This is definitely a YMMV situation. I have heard lots of reports of CFLs only lasting a couple of years, and I'm sure they're true, but I converted all the fixtures in my house to CFLs in the early 90s and most of those bulbs are still in service. I have been replacing them recently because their output and color temperatures have dropped dramatically, but so far none of them have "burned out".
When I bought these CFLs they were very, very expensive relative to incandescent or halogens. Now you can buy an eight pack of "60 watt replacements" for under $12 -- just a dollar more than an eight pack of equivalent incandescents. You can find 12 packs for $18, I wonder whether manufacturers have pulled back on quality to cut the price. I've seen non-dimmable 23w CFLs at unit prices as low as $2 and as high as $13.

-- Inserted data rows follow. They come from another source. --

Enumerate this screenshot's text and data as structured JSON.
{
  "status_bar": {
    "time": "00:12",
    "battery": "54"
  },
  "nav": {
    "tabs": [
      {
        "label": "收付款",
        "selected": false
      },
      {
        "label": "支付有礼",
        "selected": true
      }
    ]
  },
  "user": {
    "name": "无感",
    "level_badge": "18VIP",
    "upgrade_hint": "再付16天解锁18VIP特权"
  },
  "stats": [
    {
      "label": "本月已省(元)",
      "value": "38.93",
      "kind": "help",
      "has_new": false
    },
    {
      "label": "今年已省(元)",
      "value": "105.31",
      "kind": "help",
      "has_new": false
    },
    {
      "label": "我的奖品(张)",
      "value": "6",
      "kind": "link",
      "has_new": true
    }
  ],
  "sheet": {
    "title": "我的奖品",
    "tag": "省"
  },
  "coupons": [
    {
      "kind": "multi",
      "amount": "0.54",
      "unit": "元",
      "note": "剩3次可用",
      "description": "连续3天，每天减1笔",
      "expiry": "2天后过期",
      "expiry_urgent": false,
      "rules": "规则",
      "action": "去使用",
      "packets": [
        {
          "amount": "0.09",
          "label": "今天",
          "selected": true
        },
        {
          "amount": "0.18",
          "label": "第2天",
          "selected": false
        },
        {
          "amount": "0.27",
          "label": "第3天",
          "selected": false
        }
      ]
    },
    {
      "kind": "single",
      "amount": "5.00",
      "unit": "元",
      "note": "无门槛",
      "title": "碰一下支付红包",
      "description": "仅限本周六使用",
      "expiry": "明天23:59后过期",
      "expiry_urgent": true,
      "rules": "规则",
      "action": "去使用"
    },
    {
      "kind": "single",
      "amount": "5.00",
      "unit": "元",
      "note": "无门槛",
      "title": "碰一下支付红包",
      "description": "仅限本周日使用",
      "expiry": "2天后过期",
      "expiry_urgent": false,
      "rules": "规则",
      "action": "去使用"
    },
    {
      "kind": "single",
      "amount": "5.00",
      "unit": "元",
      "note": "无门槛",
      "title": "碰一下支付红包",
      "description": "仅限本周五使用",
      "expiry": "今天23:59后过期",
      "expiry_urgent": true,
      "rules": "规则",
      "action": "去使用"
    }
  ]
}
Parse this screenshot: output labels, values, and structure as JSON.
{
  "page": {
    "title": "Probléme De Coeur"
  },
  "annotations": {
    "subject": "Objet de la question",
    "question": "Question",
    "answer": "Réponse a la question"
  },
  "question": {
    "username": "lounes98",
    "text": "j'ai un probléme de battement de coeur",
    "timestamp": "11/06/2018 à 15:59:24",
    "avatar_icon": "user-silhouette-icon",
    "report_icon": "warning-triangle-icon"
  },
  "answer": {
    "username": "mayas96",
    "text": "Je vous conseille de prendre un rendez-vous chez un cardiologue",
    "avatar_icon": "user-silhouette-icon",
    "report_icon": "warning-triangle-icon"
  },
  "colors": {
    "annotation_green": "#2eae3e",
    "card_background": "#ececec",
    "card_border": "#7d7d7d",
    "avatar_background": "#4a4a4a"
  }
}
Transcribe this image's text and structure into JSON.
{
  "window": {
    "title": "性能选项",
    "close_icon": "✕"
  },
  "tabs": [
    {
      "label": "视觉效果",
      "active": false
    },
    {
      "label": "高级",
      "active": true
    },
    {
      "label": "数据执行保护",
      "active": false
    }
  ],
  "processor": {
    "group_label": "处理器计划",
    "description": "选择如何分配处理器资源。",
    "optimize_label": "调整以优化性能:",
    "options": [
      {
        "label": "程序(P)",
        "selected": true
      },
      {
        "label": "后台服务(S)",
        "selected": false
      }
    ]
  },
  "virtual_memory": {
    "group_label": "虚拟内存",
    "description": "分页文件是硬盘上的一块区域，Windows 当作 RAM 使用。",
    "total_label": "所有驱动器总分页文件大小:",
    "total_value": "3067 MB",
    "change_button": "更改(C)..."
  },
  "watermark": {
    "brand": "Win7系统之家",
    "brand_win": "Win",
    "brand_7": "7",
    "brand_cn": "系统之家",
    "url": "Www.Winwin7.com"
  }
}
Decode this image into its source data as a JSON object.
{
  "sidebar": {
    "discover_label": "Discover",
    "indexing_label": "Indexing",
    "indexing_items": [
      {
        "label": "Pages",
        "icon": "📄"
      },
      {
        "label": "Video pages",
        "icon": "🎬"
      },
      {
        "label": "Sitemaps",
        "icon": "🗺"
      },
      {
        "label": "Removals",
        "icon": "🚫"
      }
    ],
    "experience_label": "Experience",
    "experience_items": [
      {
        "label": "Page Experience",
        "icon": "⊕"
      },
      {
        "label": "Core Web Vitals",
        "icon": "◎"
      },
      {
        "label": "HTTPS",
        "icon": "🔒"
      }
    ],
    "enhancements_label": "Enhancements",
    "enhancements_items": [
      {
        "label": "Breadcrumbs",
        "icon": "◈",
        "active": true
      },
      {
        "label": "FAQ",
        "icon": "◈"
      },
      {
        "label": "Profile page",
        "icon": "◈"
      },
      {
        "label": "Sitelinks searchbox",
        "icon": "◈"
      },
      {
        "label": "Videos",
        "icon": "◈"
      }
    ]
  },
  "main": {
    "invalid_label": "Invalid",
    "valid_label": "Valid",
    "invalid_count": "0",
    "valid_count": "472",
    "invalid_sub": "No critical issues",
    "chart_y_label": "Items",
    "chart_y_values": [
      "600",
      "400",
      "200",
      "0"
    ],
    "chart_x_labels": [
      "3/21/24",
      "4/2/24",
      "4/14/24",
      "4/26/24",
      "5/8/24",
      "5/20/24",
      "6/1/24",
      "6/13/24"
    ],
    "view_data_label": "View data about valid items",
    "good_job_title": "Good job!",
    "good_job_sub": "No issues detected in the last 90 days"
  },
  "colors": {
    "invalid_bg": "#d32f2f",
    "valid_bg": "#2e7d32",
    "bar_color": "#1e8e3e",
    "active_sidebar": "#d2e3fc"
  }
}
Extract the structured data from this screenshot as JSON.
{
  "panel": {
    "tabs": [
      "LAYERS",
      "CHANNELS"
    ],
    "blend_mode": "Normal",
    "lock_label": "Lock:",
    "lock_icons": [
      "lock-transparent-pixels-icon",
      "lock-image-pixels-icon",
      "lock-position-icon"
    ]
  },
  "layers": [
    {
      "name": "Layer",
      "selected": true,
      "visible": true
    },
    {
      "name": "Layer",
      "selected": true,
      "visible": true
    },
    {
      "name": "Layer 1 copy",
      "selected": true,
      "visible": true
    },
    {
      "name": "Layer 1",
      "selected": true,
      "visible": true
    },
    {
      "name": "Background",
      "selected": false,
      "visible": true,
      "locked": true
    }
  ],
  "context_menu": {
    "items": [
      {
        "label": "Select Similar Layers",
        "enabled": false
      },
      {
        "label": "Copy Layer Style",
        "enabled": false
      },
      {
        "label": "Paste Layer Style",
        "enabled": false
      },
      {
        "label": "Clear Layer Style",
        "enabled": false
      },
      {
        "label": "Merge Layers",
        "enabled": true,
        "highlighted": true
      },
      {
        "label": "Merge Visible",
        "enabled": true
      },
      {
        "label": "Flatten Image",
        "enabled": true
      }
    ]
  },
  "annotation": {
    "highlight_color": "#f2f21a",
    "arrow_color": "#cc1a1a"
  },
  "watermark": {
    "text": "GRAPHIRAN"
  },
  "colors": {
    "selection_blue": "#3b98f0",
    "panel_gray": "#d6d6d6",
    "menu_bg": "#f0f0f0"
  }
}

As for LED bulbs, I have two supposedly identical bulbs but one has obviously sloppy build, lower-than advertised output, flicker, and an eye-frying violet color temperature. The other has flawless build quality and seems right on-spec. What I suspect is that the low quality bulb is a counterfeit. Cheap li-ion batteries are often counterfeits, sometimes made in the same factory that makes the genuine article. Who'd be better equipped to make an undetectable knock-off?
So the lesson may be to be careful where you buy your bulbs.